Warning: You could lose your private RSUs upon exit
RSUs are painful and expensive to administer, which is partly why they often vest quarterly not monthly. They are new as well, so many companies avoid using them altogether. But as a company prepares for IPO and issues public RSUs, it may choose to issue employee RSUs at that time. So let’s say you join a company that has announced it’s going public in six months. And you receive your 10K private RSUs. As you vest, the IRS no longer believes there is much risk that your stock will expire in seven years. After all, the company is close to going public, but you are not paying taxes as you vest. So your employer has to make a stronger case that you might not receive your stock beyond just a long expiration period.
If your company is close to going public, it simply changes the rules such that if you leave the company, your stock will expire and you’ll receive nothing. That’s a pretty serious risk and satisfies the IRS that you might not receive your equity. And this time period is hopefully short, so it’s not a terrible burden to the employee since once it goes public, you’ll get a standard public RSU and start paying tax to the IRS. But it’s a real risk – so again, check the risk of forfeiture clauses and ensure that you can keep your vested stock when you exit. Some companies are very conservative, so they may introduce this clause when the company is a year or more from IPO – which means you really can’t leave and retain your equity until it exits.

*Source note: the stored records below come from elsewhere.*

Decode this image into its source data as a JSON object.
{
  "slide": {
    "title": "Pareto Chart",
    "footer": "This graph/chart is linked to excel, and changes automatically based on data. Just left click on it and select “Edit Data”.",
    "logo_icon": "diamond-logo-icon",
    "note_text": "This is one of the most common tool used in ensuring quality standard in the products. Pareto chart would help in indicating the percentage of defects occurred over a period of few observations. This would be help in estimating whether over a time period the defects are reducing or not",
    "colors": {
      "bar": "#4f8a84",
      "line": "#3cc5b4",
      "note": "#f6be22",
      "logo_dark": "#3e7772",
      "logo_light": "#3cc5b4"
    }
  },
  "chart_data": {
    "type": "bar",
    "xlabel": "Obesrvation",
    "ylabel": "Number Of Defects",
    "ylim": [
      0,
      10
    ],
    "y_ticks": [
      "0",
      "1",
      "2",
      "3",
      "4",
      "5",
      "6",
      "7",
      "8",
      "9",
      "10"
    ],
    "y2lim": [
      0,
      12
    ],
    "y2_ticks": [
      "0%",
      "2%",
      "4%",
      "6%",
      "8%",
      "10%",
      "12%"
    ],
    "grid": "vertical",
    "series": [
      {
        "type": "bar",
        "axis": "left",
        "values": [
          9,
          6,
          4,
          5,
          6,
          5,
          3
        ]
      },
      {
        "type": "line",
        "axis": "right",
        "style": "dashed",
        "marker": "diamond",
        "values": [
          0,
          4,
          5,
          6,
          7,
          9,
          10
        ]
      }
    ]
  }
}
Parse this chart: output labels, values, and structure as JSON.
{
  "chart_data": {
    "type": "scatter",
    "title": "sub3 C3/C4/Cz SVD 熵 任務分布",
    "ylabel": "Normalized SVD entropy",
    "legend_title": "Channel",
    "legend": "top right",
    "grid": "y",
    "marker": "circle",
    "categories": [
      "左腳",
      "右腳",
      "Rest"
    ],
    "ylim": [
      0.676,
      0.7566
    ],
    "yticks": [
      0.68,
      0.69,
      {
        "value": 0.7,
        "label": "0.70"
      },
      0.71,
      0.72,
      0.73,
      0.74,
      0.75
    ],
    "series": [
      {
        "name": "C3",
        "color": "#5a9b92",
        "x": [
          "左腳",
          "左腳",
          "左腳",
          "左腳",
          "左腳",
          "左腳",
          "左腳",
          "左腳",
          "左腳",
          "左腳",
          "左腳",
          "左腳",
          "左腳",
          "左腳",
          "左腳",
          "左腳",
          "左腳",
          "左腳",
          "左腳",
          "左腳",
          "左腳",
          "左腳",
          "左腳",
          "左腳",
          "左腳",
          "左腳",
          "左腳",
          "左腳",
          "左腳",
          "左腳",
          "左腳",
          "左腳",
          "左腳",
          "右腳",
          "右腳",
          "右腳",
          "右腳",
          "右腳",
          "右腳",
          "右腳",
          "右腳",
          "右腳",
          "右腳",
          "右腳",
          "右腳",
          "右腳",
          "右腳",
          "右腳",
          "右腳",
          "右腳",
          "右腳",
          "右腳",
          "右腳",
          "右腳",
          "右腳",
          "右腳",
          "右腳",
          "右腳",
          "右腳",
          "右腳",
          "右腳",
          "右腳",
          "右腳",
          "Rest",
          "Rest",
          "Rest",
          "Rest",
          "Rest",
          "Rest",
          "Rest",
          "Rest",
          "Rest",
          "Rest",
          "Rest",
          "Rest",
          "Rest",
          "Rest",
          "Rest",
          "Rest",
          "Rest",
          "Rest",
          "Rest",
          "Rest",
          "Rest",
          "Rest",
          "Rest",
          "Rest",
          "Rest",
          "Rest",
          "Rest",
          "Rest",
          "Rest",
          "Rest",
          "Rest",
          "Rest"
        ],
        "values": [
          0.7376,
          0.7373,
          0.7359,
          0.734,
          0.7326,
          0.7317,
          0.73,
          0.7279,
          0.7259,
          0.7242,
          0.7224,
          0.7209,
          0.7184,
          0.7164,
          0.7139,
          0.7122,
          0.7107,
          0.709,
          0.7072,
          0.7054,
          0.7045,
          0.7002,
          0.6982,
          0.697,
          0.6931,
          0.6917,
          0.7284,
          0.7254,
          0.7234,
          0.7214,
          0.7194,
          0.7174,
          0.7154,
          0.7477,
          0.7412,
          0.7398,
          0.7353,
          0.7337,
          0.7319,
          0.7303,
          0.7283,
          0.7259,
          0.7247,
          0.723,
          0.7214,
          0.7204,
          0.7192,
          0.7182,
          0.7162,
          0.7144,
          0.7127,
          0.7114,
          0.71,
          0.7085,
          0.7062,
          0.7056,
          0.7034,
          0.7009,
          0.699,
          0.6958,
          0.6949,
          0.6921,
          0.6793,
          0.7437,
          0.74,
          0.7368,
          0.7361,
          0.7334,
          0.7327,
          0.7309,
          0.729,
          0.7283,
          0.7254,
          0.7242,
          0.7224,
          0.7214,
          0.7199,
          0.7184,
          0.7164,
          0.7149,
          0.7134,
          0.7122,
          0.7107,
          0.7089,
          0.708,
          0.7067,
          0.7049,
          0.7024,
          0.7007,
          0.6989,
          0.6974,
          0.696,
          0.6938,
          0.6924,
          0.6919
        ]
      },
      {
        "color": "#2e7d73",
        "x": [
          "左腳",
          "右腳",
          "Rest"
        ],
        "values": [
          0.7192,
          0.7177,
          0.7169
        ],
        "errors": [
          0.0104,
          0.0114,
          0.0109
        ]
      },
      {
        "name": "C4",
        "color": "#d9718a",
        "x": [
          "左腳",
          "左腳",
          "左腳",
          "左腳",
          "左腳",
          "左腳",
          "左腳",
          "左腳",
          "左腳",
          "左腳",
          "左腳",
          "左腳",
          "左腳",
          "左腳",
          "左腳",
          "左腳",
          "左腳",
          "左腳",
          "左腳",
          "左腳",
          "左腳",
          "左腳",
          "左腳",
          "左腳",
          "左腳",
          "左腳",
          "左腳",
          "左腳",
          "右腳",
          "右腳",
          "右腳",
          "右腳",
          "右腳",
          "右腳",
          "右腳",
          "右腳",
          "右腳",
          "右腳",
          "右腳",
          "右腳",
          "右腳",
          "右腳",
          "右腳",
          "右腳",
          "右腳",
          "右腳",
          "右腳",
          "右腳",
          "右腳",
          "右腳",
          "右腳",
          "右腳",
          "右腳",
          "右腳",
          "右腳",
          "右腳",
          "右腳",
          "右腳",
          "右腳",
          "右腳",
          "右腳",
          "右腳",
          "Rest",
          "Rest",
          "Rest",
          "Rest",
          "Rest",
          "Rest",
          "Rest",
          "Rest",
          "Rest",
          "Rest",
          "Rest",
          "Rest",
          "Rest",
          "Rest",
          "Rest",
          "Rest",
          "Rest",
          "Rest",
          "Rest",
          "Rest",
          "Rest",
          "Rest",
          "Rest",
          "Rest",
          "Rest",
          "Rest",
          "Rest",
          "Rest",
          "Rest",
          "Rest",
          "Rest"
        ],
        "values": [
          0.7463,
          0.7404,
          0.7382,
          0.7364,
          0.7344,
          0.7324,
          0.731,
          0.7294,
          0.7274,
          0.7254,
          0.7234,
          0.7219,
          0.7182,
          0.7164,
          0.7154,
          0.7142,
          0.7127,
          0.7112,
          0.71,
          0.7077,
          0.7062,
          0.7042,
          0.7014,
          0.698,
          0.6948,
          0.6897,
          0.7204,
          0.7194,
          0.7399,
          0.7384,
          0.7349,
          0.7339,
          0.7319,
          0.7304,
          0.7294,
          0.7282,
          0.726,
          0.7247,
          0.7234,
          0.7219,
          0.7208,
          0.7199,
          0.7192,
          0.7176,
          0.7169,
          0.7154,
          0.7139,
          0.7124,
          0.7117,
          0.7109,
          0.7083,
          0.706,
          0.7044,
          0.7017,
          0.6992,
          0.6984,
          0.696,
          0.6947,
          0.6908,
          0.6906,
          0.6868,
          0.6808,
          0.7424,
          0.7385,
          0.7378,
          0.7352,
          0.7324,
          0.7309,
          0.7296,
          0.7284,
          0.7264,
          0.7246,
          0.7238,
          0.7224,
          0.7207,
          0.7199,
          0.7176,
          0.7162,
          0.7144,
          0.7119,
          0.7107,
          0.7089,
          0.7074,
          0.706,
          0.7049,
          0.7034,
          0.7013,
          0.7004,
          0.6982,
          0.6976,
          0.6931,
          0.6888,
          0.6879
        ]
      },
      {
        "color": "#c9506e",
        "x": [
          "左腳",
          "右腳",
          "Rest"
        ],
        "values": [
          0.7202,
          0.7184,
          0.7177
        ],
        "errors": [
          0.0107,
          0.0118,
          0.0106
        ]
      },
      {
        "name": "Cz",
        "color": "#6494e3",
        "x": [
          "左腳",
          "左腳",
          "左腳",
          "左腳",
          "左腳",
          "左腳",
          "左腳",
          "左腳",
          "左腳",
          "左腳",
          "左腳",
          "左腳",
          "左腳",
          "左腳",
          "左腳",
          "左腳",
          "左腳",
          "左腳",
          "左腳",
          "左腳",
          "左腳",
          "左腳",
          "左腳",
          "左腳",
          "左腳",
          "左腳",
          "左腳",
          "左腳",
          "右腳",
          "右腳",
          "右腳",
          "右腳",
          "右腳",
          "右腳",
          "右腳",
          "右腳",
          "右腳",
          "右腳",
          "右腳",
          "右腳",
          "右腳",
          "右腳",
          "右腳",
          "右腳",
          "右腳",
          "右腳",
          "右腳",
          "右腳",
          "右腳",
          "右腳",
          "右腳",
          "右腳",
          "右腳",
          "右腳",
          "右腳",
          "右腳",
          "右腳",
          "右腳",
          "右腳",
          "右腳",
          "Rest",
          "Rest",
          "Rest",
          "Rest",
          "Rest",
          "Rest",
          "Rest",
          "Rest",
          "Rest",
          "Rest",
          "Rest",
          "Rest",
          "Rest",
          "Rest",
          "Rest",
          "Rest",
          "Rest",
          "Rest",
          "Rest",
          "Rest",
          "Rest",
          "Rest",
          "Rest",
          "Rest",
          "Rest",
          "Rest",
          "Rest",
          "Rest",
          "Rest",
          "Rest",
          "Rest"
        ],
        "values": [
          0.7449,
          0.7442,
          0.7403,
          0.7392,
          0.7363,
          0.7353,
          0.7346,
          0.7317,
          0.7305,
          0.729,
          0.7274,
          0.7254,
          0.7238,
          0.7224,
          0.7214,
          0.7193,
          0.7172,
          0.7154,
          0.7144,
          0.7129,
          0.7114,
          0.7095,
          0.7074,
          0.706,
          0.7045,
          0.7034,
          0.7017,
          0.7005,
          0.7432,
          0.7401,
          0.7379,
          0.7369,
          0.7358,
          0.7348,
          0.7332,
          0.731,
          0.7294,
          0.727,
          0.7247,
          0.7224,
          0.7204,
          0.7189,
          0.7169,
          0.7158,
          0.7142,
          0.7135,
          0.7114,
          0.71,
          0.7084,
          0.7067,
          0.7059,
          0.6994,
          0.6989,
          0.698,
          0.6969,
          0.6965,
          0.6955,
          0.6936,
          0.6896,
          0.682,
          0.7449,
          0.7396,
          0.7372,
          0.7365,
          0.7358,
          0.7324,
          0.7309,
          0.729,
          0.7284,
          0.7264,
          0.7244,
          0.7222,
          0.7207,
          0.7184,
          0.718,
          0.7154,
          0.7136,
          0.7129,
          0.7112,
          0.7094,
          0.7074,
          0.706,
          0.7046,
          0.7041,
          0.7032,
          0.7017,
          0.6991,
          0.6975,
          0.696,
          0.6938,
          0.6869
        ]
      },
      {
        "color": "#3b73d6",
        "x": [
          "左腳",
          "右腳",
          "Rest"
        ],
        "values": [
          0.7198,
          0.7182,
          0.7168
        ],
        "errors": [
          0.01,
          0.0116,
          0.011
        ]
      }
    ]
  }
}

Watch: Selling before your company exits
There are increasingly more choices for employees who have private equity in a company. In the past, you just waited until the company exited. But over the past few years, some investors are open to acquiring private common stock, especially for high potential or distressed companies. This allows employees who have vested stock to sell it privately or through a sale that your company organizes.
So let’s say SquishyBank is investing $400M in your company. They might take $200M in preferred stock and $200M in common stock. That means employees can get liquidity as though the company went public and the company doesn’t have to issue more shares for $200M of the investment.
This requires stock or options in the company – rarely would this option apply to RSU shareholders (since technically employees only received vested stock when the company exits). So, although RSUs have many nice benefits, you can’t get liquidity until the company exits, which increasingly is not the case for stock and option holders. And if you leave and have stock or options, it’s a lot easier to sell in the secondary market than RSUs.
Conclusion
My hope is that we’ve taken you from a basic to intermediate level understanding of equity. There are still dozens of topics that I didn’t cover, including details on ISOs versus NQ options, QSBS, lots of tax nuances, and so forth. Experts get paid to be experts, and often talking with them can save you a bundle of money and trouble. If you have substantive dollars on the line, find an expert you can trust. But hopefully you’ll be better educated after reading this article, know some of the common pitfalls and the key questions to ask – and can avoid a lot of mistakes!
Thanks for writing this Nikhyl! I have found that even in the most straight forward of cases (public RSUs) there still is a tremendous amount of confusion. Add in the complexities of early stage and pre-public companies and it can become overwhelming. Particularly due to many trying to become instant experts in a single week to attempt to compare competing job offers that straddle different company stages.